With Brooklyn, John Crowley (from the novel by Colm Tóibín) tells the story of an ambitious Irish immigrant, Eilis (played by Saoirse Ronan), who makes her way to New York in the 1950s. After arriving, her life changes completely, but the longing for her homeland never subsides, and the tale of determination so far from home touches on the immigrant in all of us. But Crowley’s film is a bit of an oddity, a bittersweet emotional tale, and because of it, the film is an unexpected triumph.
The film has the charm and humor of a Woody Allen movie with the heart and honesty of a Raymond De Felitta story, and that sort of gets you in the neighborhood of what Crowley has done with Tóibín’s material. While understated, the emotions are so tangible – from happiness, to sorrow, to the plucky dinner exchanges at the boarding house where Eilis resides. Crowley uses numerous long takes and slow-motion sequences to underline the emotion. It’s entirely captivating and puts you in the moment. All too easily it pulls at the heartstrings and we feel for the likes of Eilis’s mother as she fades away in the crowd as the ship sets out for America.
There’s so much about the film that works and, honestly, it’s tough to find much wrong with any of it. The slow, character-building moments – Eilis and Tony’s small talk on the trolley for instance – are so legitimate, it’s hard not to smile for most of the runntime.
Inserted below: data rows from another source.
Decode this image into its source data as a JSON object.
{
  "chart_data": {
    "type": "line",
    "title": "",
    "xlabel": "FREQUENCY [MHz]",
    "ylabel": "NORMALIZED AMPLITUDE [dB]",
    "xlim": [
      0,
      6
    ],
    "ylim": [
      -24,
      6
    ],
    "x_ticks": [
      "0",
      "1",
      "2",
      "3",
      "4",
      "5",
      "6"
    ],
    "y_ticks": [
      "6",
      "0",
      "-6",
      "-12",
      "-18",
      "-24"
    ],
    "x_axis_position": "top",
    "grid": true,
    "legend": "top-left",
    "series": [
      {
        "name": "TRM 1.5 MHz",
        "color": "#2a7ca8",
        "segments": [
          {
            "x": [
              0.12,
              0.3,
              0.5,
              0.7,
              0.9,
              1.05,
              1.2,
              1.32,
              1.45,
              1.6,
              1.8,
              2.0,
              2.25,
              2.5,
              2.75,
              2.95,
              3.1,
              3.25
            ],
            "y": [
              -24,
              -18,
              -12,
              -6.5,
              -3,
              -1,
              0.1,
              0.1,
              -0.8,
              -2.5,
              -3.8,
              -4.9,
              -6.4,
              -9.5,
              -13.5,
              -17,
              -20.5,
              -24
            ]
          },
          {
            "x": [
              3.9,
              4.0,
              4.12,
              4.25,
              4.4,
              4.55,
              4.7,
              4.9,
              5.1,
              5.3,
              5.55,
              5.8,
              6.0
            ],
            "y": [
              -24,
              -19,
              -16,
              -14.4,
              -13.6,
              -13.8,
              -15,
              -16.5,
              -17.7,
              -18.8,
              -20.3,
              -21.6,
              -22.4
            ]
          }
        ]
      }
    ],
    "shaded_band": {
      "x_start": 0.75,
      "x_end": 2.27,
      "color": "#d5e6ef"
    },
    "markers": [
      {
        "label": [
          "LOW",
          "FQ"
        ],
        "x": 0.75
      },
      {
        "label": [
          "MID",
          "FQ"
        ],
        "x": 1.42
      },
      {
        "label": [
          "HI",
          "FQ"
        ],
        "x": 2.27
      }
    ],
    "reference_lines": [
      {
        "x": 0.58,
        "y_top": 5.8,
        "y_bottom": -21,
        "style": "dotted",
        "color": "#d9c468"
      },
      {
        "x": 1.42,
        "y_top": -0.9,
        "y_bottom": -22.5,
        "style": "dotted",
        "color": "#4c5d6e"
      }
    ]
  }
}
Brooklyn is a deceptively swift narrative, as a lot of time passes before you know it, and both the film and the music have an effortless presence. Composer Michael Brook‘s Irish inspired score takes the characters back to their homeland while they try to make a life in New York. The music perfectly underscores the performances, but it, smartly, never tells you how to feel. Further, the score, like the film, has a fine balance between narrative and emotion; not quite restrained, but also short of manipulative. Brooklyn doesn’t seem to have an agenda – it’s just an honest story.
Saoirse Ronan is amazing in that her performance is so subtle and still, yet it commands our attention. Of course it helps that she’s the main character, but Eilis is a person who is so non-descript she is remarkable for being unremarkable. She’s a foreigner trying to decide the path that’s best for her, and it’s tough when both lives (in Ireland and the U.S.) are equally appealing. It’s actually less about the love of the men in her life and more about the love of the two countries she calls home.
Speaking of life state-side, Tony (Emory Cohen) has the charm of a young Bill Murray and is a perfect counterpoint to Eilis. But her home also calls to her and as such, Domnhall Gleeson is equally fantastic in his performance playing Jim. Really, the two couldn’t be any more different, and such is life that in order to gain something we want, we have to give up some things we’ll miss. So, watching Ronan take us through this with her, Brooklyn comes across intimate and personal in a way that feels, again, honest. This is a period piece, but this never feels manufactured, false, or forced which is probably why, apart from being a humble, well-crafted story, it has received such positive acclaim.
John Crowley directs a wonderful picture and is able to inject so many emotions without any one of them feeling heavy-handed. It’s a balanced story which plays up, among other things, the hopes and ambitions it’s central character. Brooklyn may have been foreign to Eilis at first, but the city, the setting, and the people soon become part of her life. The film, similarly, feels like a warm blanket. Crowley’s film is not just hopeful, heart-warming, and poignant. It’s a feel-good triumph that reflects life as it is, even though it never happens exactly as we want it.